Sabtu, 15 Februari 2025

13. Merawat Ibu

Ibu Mona menutup restorannya lebih awal. Ia tersenyum pada Naura, Putrinya. Kami duduk di ruang istirahat, ada terasa di belakang restoran. Naura memeluk celengan besar berbentuk ayam jago. Ia membantingnya kuat-kuat ke atas lantai. Terkuak tumpukan uang kertas dan koin yang tak beraturan. "Kau bisa bantu saya Sel," pinta Naura. Kiera mengangkat jempolnya melampaui kepalanya. Aku ikut membantu mereka berdua.

"Akan kukembalikan nanti?" ucapku.

"Saya tak meminta," kata Naura.

"Kak, terimalah, walau nggak banyak." Kiera ikut memberikan amplop merah gendut.

Aku reflek menatap mereka berdua. Apakah mereka sedang bersaing, rasanya tidak mungkin. Kuucapkan terimakasih kepada mereka berdua sebelum pamit pulang. Mereka memberiku senyuman di sore hari. Mimipi apa semalam?

Dari balik kaca tembus pandang, Ibu Mona mengacungkan dua jempolnya melampau kepalanya. Aroma keyakinan muncul begitu saja. Kegelapan seolah meredup berganti pelita.

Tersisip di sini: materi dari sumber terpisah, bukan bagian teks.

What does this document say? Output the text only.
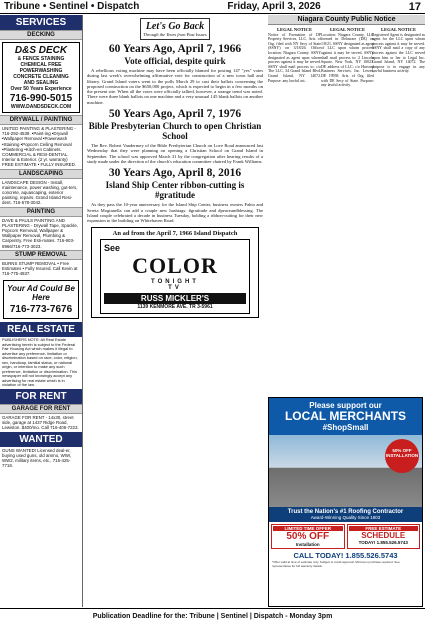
Tribune • Sentinel • Dispatch	Friday, April 3, 2026	17
SERVICES
DECKING
D&S DECK
& FENCE STAINING
CHEMICAL FREE
POWERWASHING
CONCRETE CLEANING
AND SEALING
Over 50 Years Experience
716-990-5015
WWW.DANDSDECK.COM
DRYWALL / PAINTING
UNITED PAINTING & PLASTERING - 716-292-4539. •Paint-ing •Drywall •Wallpaper Removal •Powerwash •Staining •Popcorn Ceiling Removal •Plastering •Kitch-en Cabinets. COMMERCIAL & RESI-DENTIAL. Interior & Exterior. (2 yr. warranty) FREE ESTIMATE • FULLY INSURED.
LANDSCAPING
LANDSCAPE DESIGN - Install, maintenance, power washing, gut-ters, concrete, aquascaping, exterior painting, repairs. Grand Island Resi-dent. 716-578-3042.
PAINTING
DAVE & PAULS PAINTING AND PLASTERING - Drywall Tape, Spackle, Popcorn Removal, Wallpaper & Wallpaper Removal, Plumbing & Carpentry. Free Esti-mates. 716-903-8966/716-773-3023.
STUMP REMOVAL
BURNS STUMP REMOVAL • Free Estimates • Fully Insured. Call Kevin at 716-775-4937.
Your Ad Could Be Here
716-773-7676
REAL ESTATE
PUBLISHERS NOTE: All Real Estate advertising herein is subject to the Federal Fair Housing Act which makes it illegal to advertise any preference, limitation or discrimination based on race, color, religion, sex, handicap, familial status, or national origin, or intention to make any such preference, limitation or discrimination. This newspaper will not knowingly accept any advertising for real estate which is in violation of the law.
FOR RENT
GARAGE FOR RENT
GARAGE FOR RENT - 14x30, street side, garage at 1437 Ridge Road, Lewiston. $400/mo. Call 716-405-7223.
WANTED
GUNS WANTED! Licensed deal-er, buying used guns, old ammo, WWI, WW2, military items, etc., 716-425-7718.
Let's Go Back
Through the Years from Past Issues
60 Years Ago, April 7, 1966
Vote official, despite quirk

A rebellious voting machine may have been officially blamed for posting 147 "yes" votes during last week's overwhelming affirmative vote for construction of a new town hall and library. Grand Island voters went to the polls March 29 to cast their ballots concerning the proposed construction on the $650,000 project, which is expected to begin in a few months on the present site. When all the votes were officially tallied, however, a strange trend was noted. There were three blank ballots on one machine and a very unusual 145 blank ballots on another machine.

50 Years Ago, April 7, 1976
Bible Presbyterian Church to open Christian School

The Rev. Robert Vandermey of the Bible Presbyterian Church on Love Road announced last Wednesday that they were planning on opening a Christian School on Grand Island in September. The school was approved March 31 by the congregation after hearing results of a study made under the direction of the church's education committee chaired by Frank Williams.

30 Years Ago, April 8, 2016
Island Ship Center ribbon-cutting is #gratitude

As they pass the 10-year anniversary for the Island Ship Center, business owners Fabio and Sereta Mogianella can add a couple new hashtags: #gratitude and #peaceandblessing. The Island couple celebrated a decade in business Tuesday, holding a ribbon-cutting for their new expansion to the building on Whitehaven Road.

An ad from the April 7, 1966 Island Dispatch
See
COLOR
TONIGHT
TV
RUSS MICKLER'S
1139 KENMORE AVE. TR 3-5961
Niagara County Public Notice
LEGAL NOTICE

Notice of Formation of DP Property Services, LLC. Arts. of Org. filed with NY Secy of State (SSNY) on 3/18/26. Office location: Niagara County. SSNY designated as agent upon whom process against it may be served. SSNY shall mail process to: c/o The LLC, 34 Grand Island Blvd, Grand Island, NY 14072. Purpose: any lawful act.

LEGAL NOTICE

Location: Niagara County, LLC formed in Delaware (DE) on 1/8/21. SSNY designated as agent of LLC upon whom process against it may be served. SSNY shall mail process to: 2 Lincoln Square, New York, NY 10023. DE address of LLC: c/o Harvard Business Services, Inc. Lewes, DE 19958. Arts. of Org. filed with DE Secy of State. Purpose: any lawful activity.

LEGAL NOTICE

Registered Agent is designated as agent for the LLC upon whom process against it may be served. SSNY shall mail a copy of any process against the LLC served upon him or her to Legal Inc. Grand Island, NY 14072. The purpose is to engage in any lawful business activity.

Please support our
LOCAL MERCHANTS
#ShopSmall
50% OFF INSTALLATION
Trust the Nation's #1 Roofing Contractor
Award-Winning Quality Since 1903
LIMITED TIME OFFER
50% OFF
Installation
FREE ESTIMATE
SCHEDULE
TODAY! 1.855.526.5743
CALL TODAY! 1.855.526.5743
*Offer valid at time of estimate only. Subject to credit approval. Minimum purchase required. See representative for full warranty details.
Publication Deadline for the: Tribune | Sentinel | Dispatch - Monday 3pm
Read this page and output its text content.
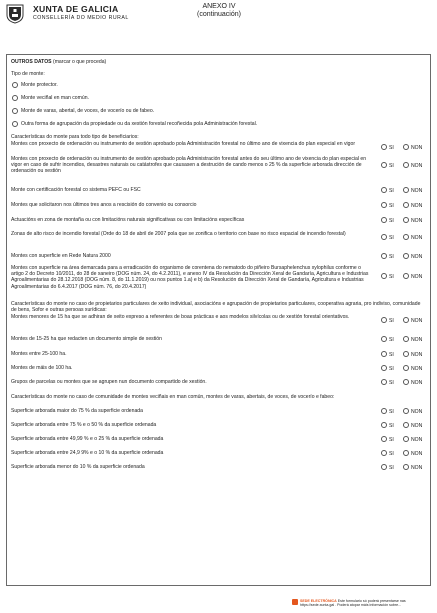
XUNTA DE GALICIA
CONSELLERÍA DO MEDIO RURAL
ANEXO IV
(continuación)
OUTROS DATOS (marcar o que proceda)
Tipo de monte:
Monte protector.
Monte veciñal en man común.
Monte de varas, abertal, de voces, de vocerío ou de fabeo.
Outra forma de agrupación da propiedade ou da xestión forestal recoñecida pola Administración forestal.
Características do monte para todo tipo de beneficiarios:
Montes con proxecto de ordenación ou instrumento de xestión aprobado pola Administración forestal no último ano de vixencia do plan especial en vigor
SI	NON
Montes con proxecto de ordenación ou instrumento de xestión aprobado pola Administración forestal antes do seu último ano de vixencia do plan especial en vigor en caso de sufrir incendios, desastres naturais ou catástrofes que causasen a destrución de cando menos o 25 % da superficie arborada dirección de ordenación ou xestión
SI	NON
Monte con certificación forestal co sistema PEFC ou FSC	SI	NON
Montes que solicitaron nos últimos tres anos a rescisión do convenio ou consorcio	SI	NON
Actuacións en zona de montaña ou con limitacións naturais significativas ou con limitacións específicas	SI	NON
Zonas de alto risco de incendio forestal (Orde do 18 de abril de 2007 pola que se zonifica o territorio con base no risco espacial de incendio forestal)
SI	NON
Montes con superficie en Rede Natura 2000	SI	NON
Montes con superficie na área demarcada para a erradicación do organismo de corentena do nematodo do piñeiro Bursaphelenchus xylophilus conforme o artigo 2 do Decreto 10/2011, do 28 de xaneiro (DOG núm. 24, do 4.2.2011), e anexo IV da Resolución da Dirección Xeral de Gandaría, Agricultura e Industrias Agroalimentarias do 28.12.2018 (DOG núm. 8, do 11.1.2019) ou nos puntos 1.a) e b) da Resolución da Dirección Xeral de Gandaría, Agricultura e Industrias Agroalimentarias do 6.4.2017 (DOG núm. 76, do 20.4.2017)
SI	NON
Características do monte no caso de propietarios particulares de xeito individual, asociacións e agrupación de propietarios particulares, cooperativa agraria, pro indiviso, comunidade de bens, Sofor e outras persoas xurídicas:
Montes menores de 15 ha que se adhiran de xeito expreso a referentes de boas prácticas e aos modelos silvícolas ou de xestión forestal orientativos.
SI	NON
Montes de 15-25 ha que redacten un documento simple de xestión	SI	NON
Montes entre 25-100 ha.	SI	NON
Montes de máis de 100 ha.	SI	NON
Grupos de parcelas ou montes que se agrupen nun documento compartido de xestión.	SI	NON
Características do monte no caso de comunidade de montes veciñais en man común, montes de varas, abertais, de voces, de vocerío e fabeo:
Superficie arborada maior do 75 % da superficie ordenada	SI	NON
Superficie arborada entre 75 % e o 50 % da superficie ordenada	SI	NON
Superficie arborada entre 49,99 % e o 25 % da superficie ordenada	SI	NON
Superficie arborada entre 24,9 9% e o 10 % da superficie ordenada	SI	NON
Superficie arborada menor do 10 % da superficie ordenada	SI	NON
SEDE ELECTRÓNICA Este formulario só poderá presentarse nas https://sede.xunta.gal . Poderá atopar máis información sobre...
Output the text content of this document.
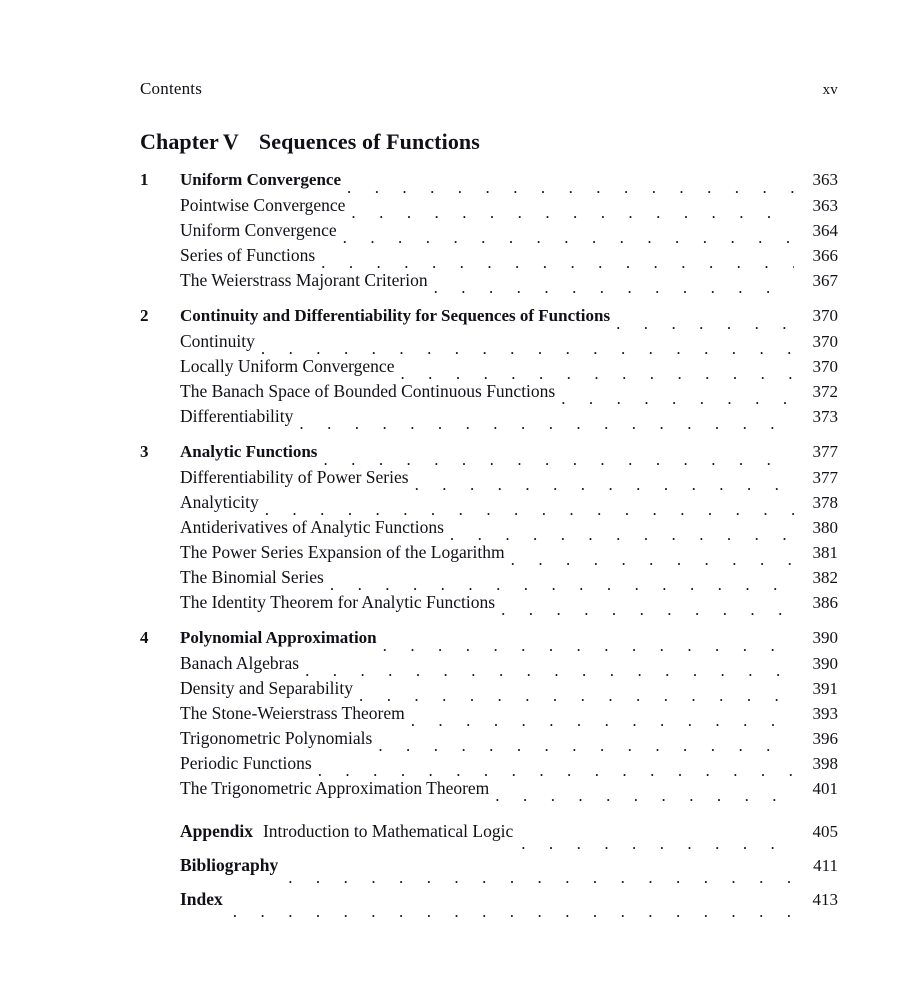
Contents	xv
Chapter V Sequences of Functions
1	Uniform Convergence . . .	363
Pointwise Convergence . . .	363
Uniform Convergence . . .	364
Series of Functions . . .	366
The Weierstrass Majorant Criterion . . .	367
2	Continuity and Differentiability for Sequences of Functions . . .	370
Continuity . . .	370
Locally Uniform Convergence . . .	370
The Banach Space of Bounded Continuous Functions . . .	372
Differentiability . . .	373
3	Analytic Functions . . .	377
Differentiability of Power Series . . .	377
Analyticity . . .	378
Antiderivatives of Analytic Functions . . .	380
The Power Series Expansion of the Logarithm . . .	381
The Binomial Series . . .	382
The Identity Theorem for Analytic Functions . . .	386
4	Polynomial Approximation . . .	390
Banach Algebras . . .	390
Density and Separability . . .	391
The Stone-Weierstrass Theorem . . .	393
Trigonometric Polynomials . . .	396
Periodic Functions . . .	398
The Trigonometric Approximation Theorem . . .	401
Appendix Introduction to Mathematical Logic . . .	405
Bibliography . . .	411
Index . . .	413
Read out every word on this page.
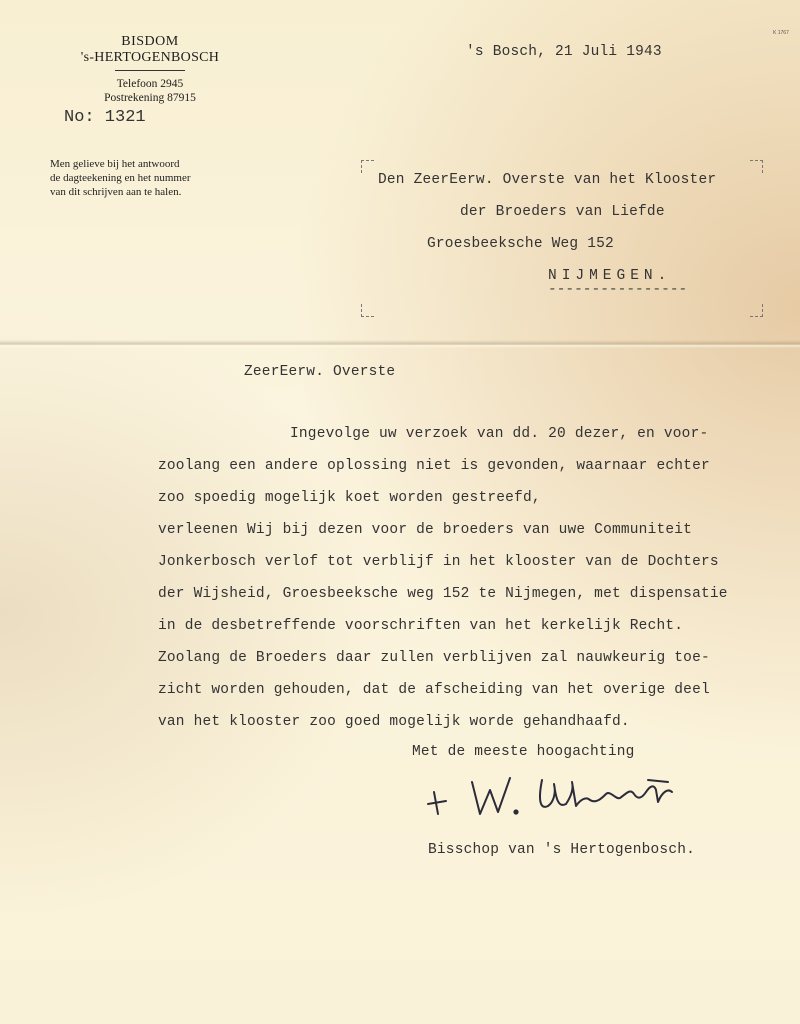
K 1767
BISDOM
's-HERTOGENBOSCH
Telefoon 2945
Postrekening 87915
No: 1321
Men gelieve bij het antwoord
de dagteekening en het nummer
van dit schrijven aan te halen.
's Bosch, 21 Juli 1943
Den ZeerEerw. Overste van het Klooster
der Broeders van Liefde
Groesbeeksche Weg 152
NIJMEGEN.
----------------
ZeerEerw. Overste
Ingevolge uw verzoek van dd. 20 dezer, en voor-
zoolang een andere oplossing niet is gevonden, waarnaar echter
zoo spoedig mogelijk koet worden gestreefd,
verleenen Wij bij dezen voor de broeders van uwe Communiteit
Jonkerbosch verlof tot verblijf in het klooster van de Dochters
der Wijsheid, Groesbeeksche weg 152 te Nijmegen, met dispensatie
in de desbetreffende voorschriften van het kerkelijk Recht.
Zoolang de Broeders daar zullen verblijven zal nauwkeurig toe-
zicht worden gehouden, dat de afscheiding van het overige deel
van het klooster zoo goed mogelijk worde gehandhaafd.
Met de meeste hoogachting
Bisschop van 's Hertogenbosch.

Tabib yang diceritakan bang Zoro keluar dari ruang prakteknya. Ia tampak terjaga dengan balutan jilbab panjang dan gamis longgar merah marun. Separuh wajahnya tertutup cadar, menyisakan dua bola mata yang tajam. Ia menjelaskan apa yang sebenarnya terjadi. Kami mendengarkan seksama dalam tempo yang lama.

Ia kembali ke ruang praktek dan memapah ibu ke ruang tamu. Kami menanti cemas tentang terapi apa yang ia berikan.

"Nama Ibu siapa,"

kata tabib bercadar. Ia memberi pertanyaan ketika sudah duduk diantara kami. Persis yang dilakukan oleh kak Egi beberapa waktu yang lalu.

"Hah, apa," Ibuku meminta pengulangan.

"Nama Ibu siapa." Tanya tabib bercadar.

"Gina." Ibu menjawab dengan suara gagap. Ia kesulitan mengingat namanya sendiri.

"Di depan ibu siapa?" Kali ini aku yang tegang.

Ibu diam dan memandangku dengan ragu. Tetapi tidak mengerikan seperti malam-malam yang lalu.

"Emm, siapa ya." Aku makin tegang, ibuku masih belum ingat juga.

"Coba diingat lagi," ungkap sang tabib.

"Nggak tahu," jawab ibu. Kepalanya di gelengkan beberapa kali.

Tatapan ibu tidak sekosong dan menyeramkan seperti sebelumnya. Benturan keras di kepalanya membuat syaraf-syarafnya terganggu. Syukurlah bukan mengarah Skizofrenia." ucap tabib. Ia menjelaskan kalau gejala paling khas dari skizofrenia paranoid yang sering mengalami delusi (waham) dan halusinasi. Penderita skizofrenia paranoid cenderung mendengar suara-suara di dalam pikiran mereka dan melihat sesuatu yang tidak nyata.

Tabib bercadar lalu memeriksa bagian benturan. "Kau lihat ini, bagian kulit kepala yang terbentur terlihat gembur. Ini sumber masalahnya. Mulai malam nanti kau oleskan zambuk di area jatuh, saya sudah cukur rambutnya, itu memudahkan kau mengoles. Ketika mengoleskan zambuk kau harus hati-hati. Saraf lain bisa terkena. Ingat tiga jam sekali. Obat ini mudah didapatkan." Tuturnya.

Keluar dari pintu rumah tabib. Ibuku masih menggeram seperti menahan beban. Meracau tidak jelas. Susunan katanya kabur. Wajahnya masih memucat. Tetapi ekspresinya mulai bersahabat.